A more plausible solution is to prevent problems instead of detecting them after the fact, and the following is an example of this approach:

if (strlen(source_string) < target_buffer_length)
{
    strncpy(target_buffer, source_string, target_buffer_length);
    /* ... */
}
else
{
    /* oops, the string cannot be copied correctly */
    /* do something with it...                     */
}

The above example prevents problems by checking if the operation can be executed properly and if not, it does not even attempt to do it. The advantage of this approach is that the original content of the target buffer is not modified, which makes it much more easy to organize proper error recovery - there is nothing to recover, actually.

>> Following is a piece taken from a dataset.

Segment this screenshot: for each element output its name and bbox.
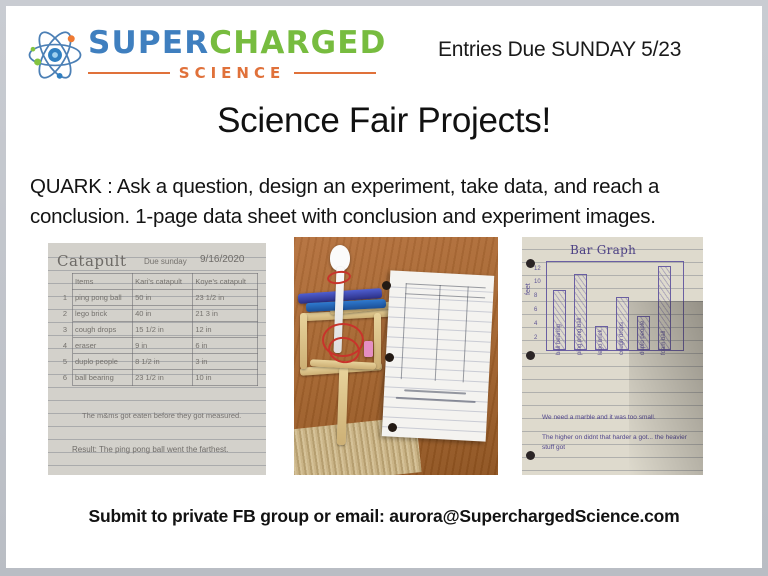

What is the most interesting, however, is that in the above code there is no benefit from using strncpy at all. The old good strcpy would do as well, which would be actually shorter and would not have to repeat the target_buffer_length name:

if (strlen(source_string) < target_buffer_length)
{
    strcpy(target_buffer, source_string);
    /* ... */
}
else
{
    /* oops, the string cannot be copied correctly */
    /* do something with it...                     */
}

Contrary to popular beliefs, the above version is better than any version with strncpy, because not only it protects the target buffer from overrun, but it also prevents incorrect information from being created and it does it in a compact form.

Does it mean that strncpy is useless? No. It still has its place in the library, but the only motivation for using it is when the truncation is intended - for example to provide fixed-length roots for hash functions or for indexing or for partial display in length-limited fields or ...

Interestingly, this motivation has nothing to do with safety and security.